"...o círculo da união conjugal comum, que era muito amplo em sua origem, estreita-se pouco a pouco até que, finalmente, compreende apenas o casal isolado que hoje predomina. (...)
E, de fato, que encontramos como forma mais antiga e primitiva da família, cuja existência possamos comprovar irrefutavelmente pela história e que ainda hoje podemos estudar em certos lugares? É o casamento grupal, forma em que grupos inteiros de homens e grupos inteiros de mulheres se possuem mutuamente, deixando bem pouca margem para ciúmes.
(...) primeira etapa da família (...) só os ascendentes e os descendentes, os pais e os filhos, estão reciprocamente excluídos dos direitos e deveres do casamento (...) nesse estágio, o vínculo de irmão e irmã pressupõe por si a relação sexual entre ambos. (...)

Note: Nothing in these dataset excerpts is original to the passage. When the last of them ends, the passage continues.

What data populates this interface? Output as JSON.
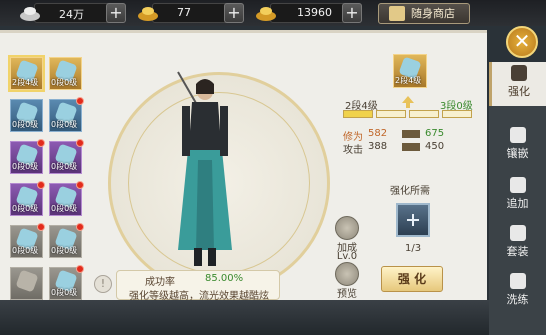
{
  "currency": {
    "silver": {
      "amount": "24万",
      "icon": "silver-ingot-icon"
    },
    "gold": {
      "amount": "77",
      "icon": "gold-ingot-icon"
    },
    "bound_gold": {
      "amount": "13960",
      "icon": "gold-ingot-icon"
    },
    "shop_label": "随身商店"
  },
  "tabs": [
    {
      "label": "强化",
      "active": true
    },
    {
      "label": "镶嵌",
      "active": false
    },
    {
      "label": "追加",
      "active": false
    },
    {
      "label": "套装",
      "active": false
    },
    {
      "label": "洗练",
      "active": false
    }
  ],
  "equipment": {
    "left_column": [
      {
        "level": "2段4级",
        "quality": "yellow",
        "selected": true,
        "red_dot": false
      },
      {
        "level": "0段0级",
        "quality": "blue",
        "selected": false,
        "red_dot": false
      },
      {
        "level": "0段0级",
        "quality": "purple",
        "selected": false,
        "red_dot": true
      },
      {
        "level": "0段0级",
        "quality": "purple",
        "selected": false,
        "red_dot": true
      },
      {
        "level": "0段0级",
        "quality": "gray",
        "selected": false,
        "red_dot": true
      },
      {
        "level": "",
        "quality": "gray",
        "selected": false,
        "red_dot": false
      }
    ],
    "right_column": [
      {
        "level": "0段0级",
        "quality": "yellow",
        "selected": false,
        "red_dot": false
      },
      {
        "level": "0段0级",
        "quality": "blue",
        "selected": false,
        "red_dot": true
      },
      {
        "level": "0段0级",
        "quality": "purple",
        "selected": false,
        "red_dot": true
      },
      {
        "level": "0段0级",
        "quality": "purple",
        "selected": false,
        "red_dot": true
      },
      {
        "level": "0段0级",
        "quality": "gray",
        "selected": false,
        "red_dot": true
      },
      {
        "level": "0段0级",
        "quality": "gray",
        "selected": false,
        "red_dot": true
      }
    ]
  },
  "preview": {
    "slot_level": "2段4级",
    "current_level": "2段4级",
    "next_level": "3段0级",
    "progress_filled": 1,
    "progress_total": 4
  },
  "stats": [
    {
      "name": "修为",
      "current": "582",
      "next": "675"
    },
    {
      "name": "攻击",
      "current": "388",
      "next": "450"
    }
  ],
  "tip": {
    "rate_label": "成功率",
    "rate_value": "85.00%",
    "text": "强化等级越高，流光效果越酷炫"
  },
  "side_buttons": {
    "bonus": {
      "label": "加成",
      "level": "Lv.0"
    },
    "preview": {
      "label": "预览"
    }
  },
  "requirement": {
    "label": "强化所需",
    "count": "1/3",
    "action": "强 化"
  },
  "colors": {
    "accent": "#e8c25a",
    "green": "#3a8a2e",
    "red": "#e22b1c"
  }
}
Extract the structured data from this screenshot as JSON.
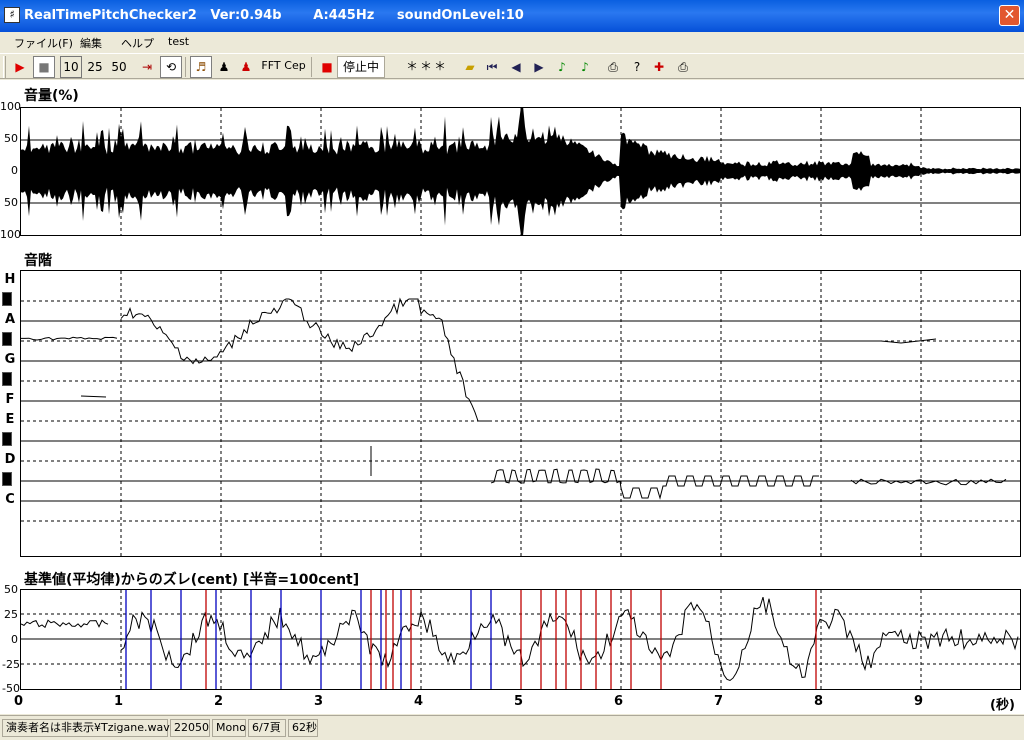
{
  "window": {
    "title": "RealTimePitchChecker2   Ver:0.94b       A:445Hz     soundOnLevel:10",
    "close": "✕",
    "icon": "♯"
  },
  "menu": [
    "ファイル(F)",
    "編集",
    "ヘルプ",
    "test"
  ],
  "toolbar": {
    "speed": [
      "10",
      "25",
      "50"
    ],
    "labels": {
      "fft": "FFT",
      "cep": "Cep",
      "status": "停止中",
      "stars": "＊＊＊"
    }
  },
  "panels": {
    "volume": {
      "title": "音量(%)",
      "ticks": [
        "100",
        "50",
        "0",
        "50",
        "100"
      ]
    },
    "scale": {
      "title": "音階",
      "notes": [
        "H",
        "A",
        "G",
        "F",
        "E",
        "D",
        "C"
      ]
    },
    "deviation": {
      "title": "基準値(平均律)からのズレ(cent) [半音=100cent]",
      "ticks": [
        "50",
        "25",
        "0",
        "-25",
        "-50"
      ]
    }
  },
  "axis": {
    "x_labels": [
      "0",
      "1",
      "2",
      "3",
      "4",
      "5",
      "6",
      "7",
      "8",
      "9"
    ],
    "unit": "(秒)"
  },
  "statusbar": [
    "演奏者名は非表示¥Tzigane.wav",
    "22050",
    "Mono",
    "6/7頁",
    "62秒"
  ]
}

Se o primeiro progresso na organização da família consistiu em excluir os pais e os filhos das relações sexuais entre si, o segundo foi a exclusão dos irmãos. (...)

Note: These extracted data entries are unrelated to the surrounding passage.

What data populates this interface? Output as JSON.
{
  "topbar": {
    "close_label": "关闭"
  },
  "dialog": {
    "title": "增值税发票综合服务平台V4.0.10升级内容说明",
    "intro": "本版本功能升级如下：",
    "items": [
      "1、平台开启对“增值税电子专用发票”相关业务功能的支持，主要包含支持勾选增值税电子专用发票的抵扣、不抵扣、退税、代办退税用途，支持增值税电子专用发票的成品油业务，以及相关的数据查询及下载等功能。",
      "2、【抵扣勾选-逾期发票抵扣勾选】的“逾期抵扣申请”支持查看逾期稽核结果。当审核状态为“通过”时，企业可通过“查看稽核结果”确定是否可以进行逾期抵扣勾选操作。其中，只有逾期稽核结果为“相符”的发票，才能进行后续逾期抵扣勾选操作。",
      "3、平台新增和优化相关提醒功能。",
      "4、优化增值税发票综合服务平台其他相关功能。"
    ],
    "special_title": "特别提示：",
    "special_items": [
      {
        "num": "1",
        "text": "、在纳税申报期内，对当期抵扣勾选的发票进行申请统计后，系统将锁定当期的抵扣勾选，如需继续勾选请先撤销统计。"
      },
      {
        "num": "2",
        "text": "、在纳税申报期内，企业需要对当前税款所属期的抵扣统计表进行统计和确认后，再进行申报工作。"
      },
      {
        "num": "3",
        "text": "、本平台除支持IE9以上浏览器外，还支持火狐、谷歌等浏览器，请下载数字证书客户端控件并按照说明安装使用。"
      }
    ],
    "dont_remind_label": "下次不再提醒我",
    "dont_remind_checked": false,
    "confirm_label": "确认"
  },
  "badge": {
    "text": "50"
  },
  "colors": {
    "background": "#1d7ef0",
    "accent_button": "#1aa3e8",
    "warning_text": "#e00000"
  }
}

Em todas as formas de família por grupos, não se pode saber com certeza quem é o pai de uma criança, mas sabe-se quem é a mãe (...) a descendência por linha materna é a única decisiva, sendo a única certa. Uma vez proibidas as relações sexuais entre todos os irmãos e irmãs, inclusive os colaterais mais distantes por linha materna, o grupo de que falamos se transforma numa gens, isto é, constitui-se como que um círculo fechado de parentes consanguíneos por linha feminina que não se podem casar entre si. (...)

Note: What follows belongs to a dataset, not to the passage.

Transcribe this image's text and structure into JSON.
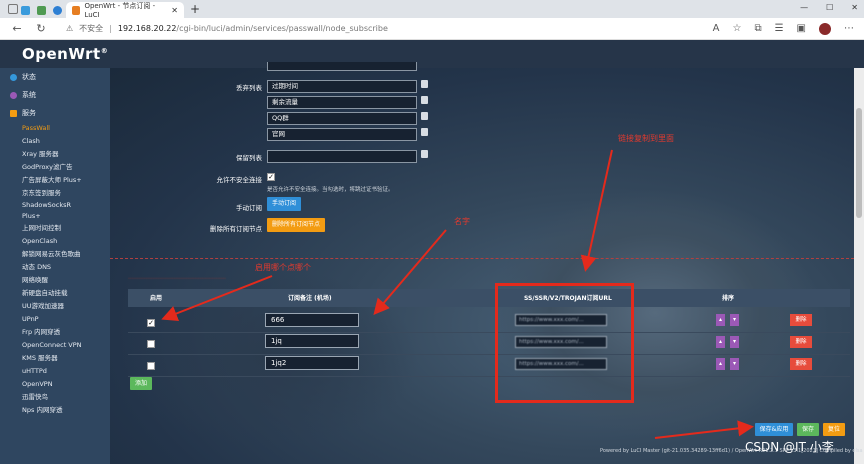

À medida que, porém, desenvolvia-se a gens e se tornavam mais numerosas as classes de irmãos e irmãs, entre os quais agora era impossível o casamento, a união conjugal por pares, baseada num certo costume, começou a se consolidar (...) Com o crescente emaranhado das proibições de casamento, os casamentos por grupos se tornaram cada vez mais impossíveis e acabaram sendo substituídos pela família pré-monogâmica. Nesse estágio, um homem vive com uma mulher, mas de forma tal que a poligamia e a infidelidade ocasional permanecem um direito dos homens, embora a poligamia seja raramente observada, também por causas econômicas, ao passo que, na maioria dos casos, exige-se das mulheres a mais rigorosa fidelidade enquanto durar a vida em comum, sendo o adultério destas castigado de maneira cruel."
ENGELS, Friedrich. A Origem da Família, da Propriedade Privada e do Estado. trad. Ciro Mioranza. ed. Escala, p. 42-57.